Alpha dialed the first number. The phone on the other end rang once.

"Is the line secure?" a female voice answered.

"I'm calling from my office."

"Nice." Her British accent was nearly a purr. "How was your first day?"

"It's peculiar, getting used to another voice coming from my mouth."

"It gets easier, but not much," replied the nurse once named Mira Sanjah. A car horn blasted in the background. "We're on the Strip, looking for him now. I'm enlisting a few Devlins to cover more ground."

"But you'll find him," Alpha said. "The timing on this is--"

"Of course we will," Sanjah snapped. "We won't keep Rookman waiting too long. Remember who you're talking to."

Alpha said he did. "I'll get in touch with the rest of the group now. And then it's off to home, to the wife I've never met."

Sanjah laughed. "No rest for the wicked. Take care, John."

John Alpha smiled. "You, too, John," he said, and hung up.

* * *

Caine-Alpha dialed the number in Moscow. It was a little after 7:00 a.m. there.

"Wake up. This is the vice president of the United States calling," Alpha said, sneering at the groggy staccato of Russian in his ear. "And for Christ's sake, speak English. Not all of us inherited a new language in this caper."

The male voice on the other end hesitated. When the man once named Defense Minister Boris Savin spoke again, his accent was pure Amerikanski. "So you're in. One of us."

"And like you, I have quite a bit of power at my fingertips." Alpha frowned at Caine's fingernails, buffed them on his suit coat. "You'd be amazed. The administration doesn't tell Caine everything, but they've informed him of quite a bit. Nuclear capabilities, NORAD, the works. The old man was sweating bullets at the time. You should've been there."

"Said the man who wasn't," Savin-Alpha replied.

"Ha. Let's talk about our little army of Devlins."

"They'll be in position in hours, and then it'll happen quickly. They set up, the rocket flies, they get the codes and launch. Twenty minutes later--"

"--the house of cards begins to fall," John Alpha said, nodding. He killed the line, then dialed one last number.

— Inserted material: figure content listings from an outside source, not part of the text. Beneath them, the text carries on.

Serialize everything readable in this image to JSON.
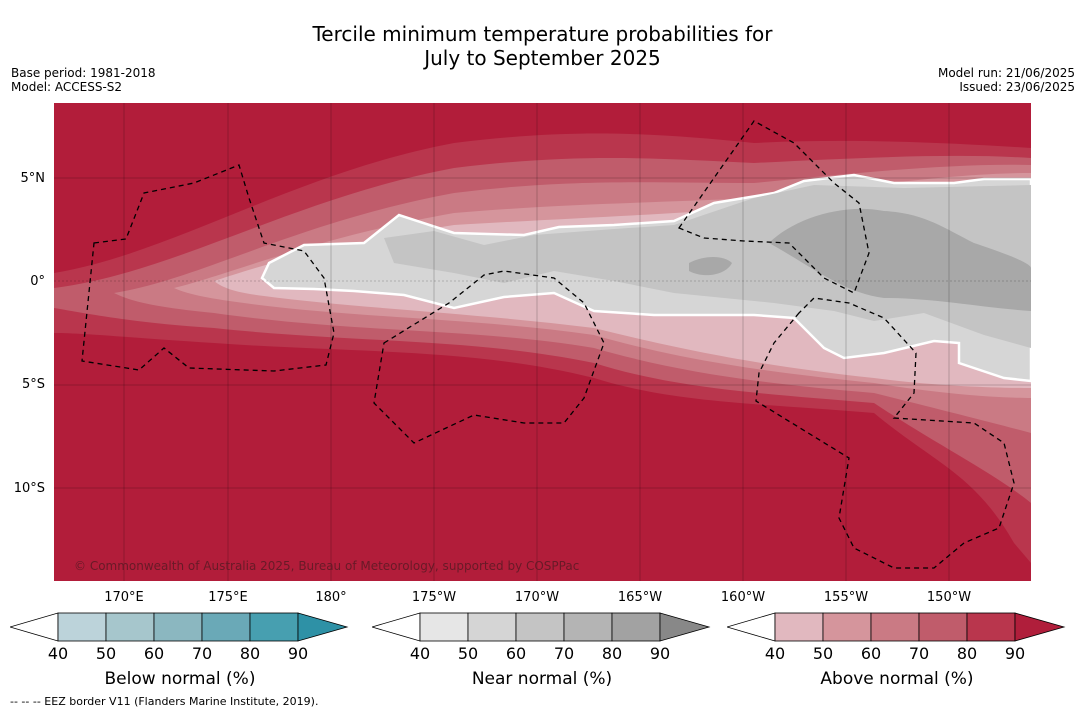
{
  "title_line1": "Tercile minimum temperature probabilities for",
  "title_line2": "July to September 2025",
  "base_period": "Base period: 1981-2018",
  "model": "Model: ACCESS-S2",
  "model_run": "Model run: 21/06/2025",
  "issued": "Issued: 23/06/2025",
  "copyright": "© Commonwealth of Australia 2025, Bureau of Meteorology, supported by COSPPac",
  "footer": "--  --  -- EEZ border V11 (Flanders Marine Institute, 2019).",
  "lat_labels": [
    "5°N",
    "0°",
    "5°S",
    "10°S"
  ],
  "lon_labels": [
    "170°E",
    "175°E",
    "180°",
    "175°W",
    "170°W",
    "165°W",
    "160°W",
    "155°W",
    "150°W"
  ],
  "colorbars": [
    {
      "title": "Below normal (%)",
      "ticks": [
        "40",
        "50",
        "60",
        "70",
        "80",
        "90"
      ],
      "colors": [
        "#bcd3da",
        "#a6c6cc",
        "#8bb7c0",
        "#6aa9b7",
        "#479fb0",
        "#2e91a6"
      ]
    },
    {
      "title": "Near normal (%)",
      "ticks": [
        "40",
        "50",
        "60",
        "70",
        "80",
        "90"
      ],
      "colors": [
        "#e6e6e6",
        "#d5d5d5",
        "#c4c4c4",
        "#b4b4b4",
        "#a2a2a2",
        "#888888"
      ]
    },
    {
      "title": "Above normal (%)",
      "ticks": [
        "40",
        "50",
        "60",
        "70",
        "80",
        "90"
      ],
      "colors": [
        "#e1b8bf",
        "#d5959c",
        "#ca7a84",
        "#c05c6b",
        "#b9364d",
        "#b01e3b"
      ]
    }
  ],
  "colors": {
    "above_max": "#b21d3a",
    "near_white": "#ffffff"
  }
}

He spoke with the mole for three minutes. Ah. The Betas had been resourceful during their hack on the CDC. They'd found the NEPTH-charge files, and undoubtedly the messages scrawled on the Greers Ferry Dam wall. More dots for them to connect. That was all that mattered.

John Alpha pulled the key out of the STE-VII phone and placed it back into his pocket. He yawned. It was past this old man's bedtime.

He strode to the door to leave and stole a look back to the desk. To the White House through the window.

Not a bad first day at the office, he thought, and turned off the lights.

His laughter echoed through the halls beyond.